Bug 147528

Summary: RFE: clumanager should monitor local disks for I/O errors
Product: [Retired] Red Hat Cluster Suite Reporter: Lon Hohberger <lhh>
Component: clumanagerAssignee: Lon Hohberger <lhh>
Status: CLOSED DEFERRED QA Contact: Cluster QE <mspqa-list>
Severity: medium Docs Contact:
Priority: medium    
Version: 3CC: cluster-maint, kanderso, rkenna
Target Milestone: ---   
Target Release: ---   
Hardware: All   
OS: Linux   
Fixed In Version: Doc Type: Bug Fix
Doc Text:
Story Points: ---
Clone Of: Environment:
Last Closed: 2006-01-27 21:07:05 UTC Type: ---
Regression: --- Mount Type: ---
Documentation: --- CRM:
Verified Versions: Category: ---
oVirt Team: --- RHEL 7.3 requirements from Atomic Host:
Cloudforms Team: ---

Description Lon Hohberger 2005-02-08 20:13:10 UTC
Description of problem:

When running, clumanager will try to continue to operate even if the
local file systems containg /etc and /usr/lib stop working properly. 
For example, pulling the disk out of the machine while it's running.  

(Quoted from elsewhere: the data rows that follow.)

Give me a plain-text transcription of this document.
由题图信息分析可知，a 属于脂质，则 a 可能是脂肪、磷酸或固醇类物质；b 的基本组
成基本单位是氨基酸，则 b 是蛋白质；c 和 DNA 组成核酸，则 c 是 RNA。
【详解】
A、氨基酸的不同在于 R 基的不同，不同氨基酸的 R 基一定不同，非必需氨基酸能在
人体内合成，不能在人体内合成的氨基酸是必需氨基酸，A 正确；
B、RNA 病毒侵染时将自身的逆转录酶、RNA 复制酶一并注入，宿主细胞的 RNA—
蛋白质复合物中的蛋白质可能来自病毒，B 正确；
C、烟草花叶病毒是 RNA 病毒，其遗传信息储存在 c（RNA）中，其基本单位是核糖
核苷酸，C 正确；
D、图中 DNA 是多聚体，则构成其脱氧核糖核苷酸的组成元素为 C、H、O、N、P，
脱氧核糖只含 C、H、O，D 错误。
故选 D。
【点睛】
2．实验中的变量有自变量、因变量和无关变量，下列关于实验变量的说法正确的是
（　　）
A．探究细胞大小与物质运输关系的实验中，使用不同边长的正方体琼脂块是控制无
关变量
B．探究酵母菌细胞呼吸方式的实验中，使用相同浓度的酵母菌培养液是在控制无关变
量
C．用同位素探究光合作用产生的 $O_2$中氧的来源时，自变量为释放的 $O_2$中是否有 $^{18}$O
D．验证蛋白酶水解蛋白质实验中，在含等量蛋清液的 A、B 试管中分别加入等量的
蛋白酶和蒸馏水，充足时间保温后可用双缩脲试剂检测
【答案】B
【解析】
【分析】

Services can not fail over, and, in fact, enter the 'failed' state
because the service script (/usr/lib/clumanager/services/service) can
not be executed when the file system is not there.  Once a service has
entered the 'failed' state, it requires manual intervention to restart.

Version-Release number of selected component (if applicable): 1.2.22-2

How reproducible: 100%

Steps to Reproduce:
1. Start clumanager
2. Pull local disks out of node
Actual results:
I/O errors on the console; no action taken.  Processes hang, but
heartbeat continues to operate so the node is never declared 'out' of
the cluster.

Expected results:
Unknown.  Typically, when clumanager enters a state where it can not
recover automagically, it reboots in the hopes that a clean boot will
save it.

Additional information:
I have implemented a thread which can be added to one of the daemons
in order to monitor the kernel's log messages for I/O errors on the
root and /usr partitions.

More work is necessary to have the service manager aware of when the
local disks are misbehaving (for example, while trying to exec the
service script), but this is a step in the right direction.

Comment 2 Lon Hohberger 2005-02-08 21:10:06 UTC
(1) Watching the device for I/O errors works in the single-disk case.
 This is fairly obvious.

(2) Pulling one of the disks in a software RAID/LVM set will not
generate I/O errors at the RAID/LVM level, so this is covered.

(3) Pulling all disks in a software RAID/LVM set has not been tested
yet.  The assumption is that it will generate I/O errors, but this is
not necessarily the case. [TODO]

(4) I/O error checking will work fine in any hardware or host-RAID
controller (without additional software RAID/LVM), given that they
appear as regular SCSI disks to the host.

Comment 4 Lon Hohberger 2005-10-04 21:17:41 UTC
A better implementation of this would be similar to our disk monitoring
application which we've crafted for RHEL4 to supplant the previous quorum-disk
monitoring we did.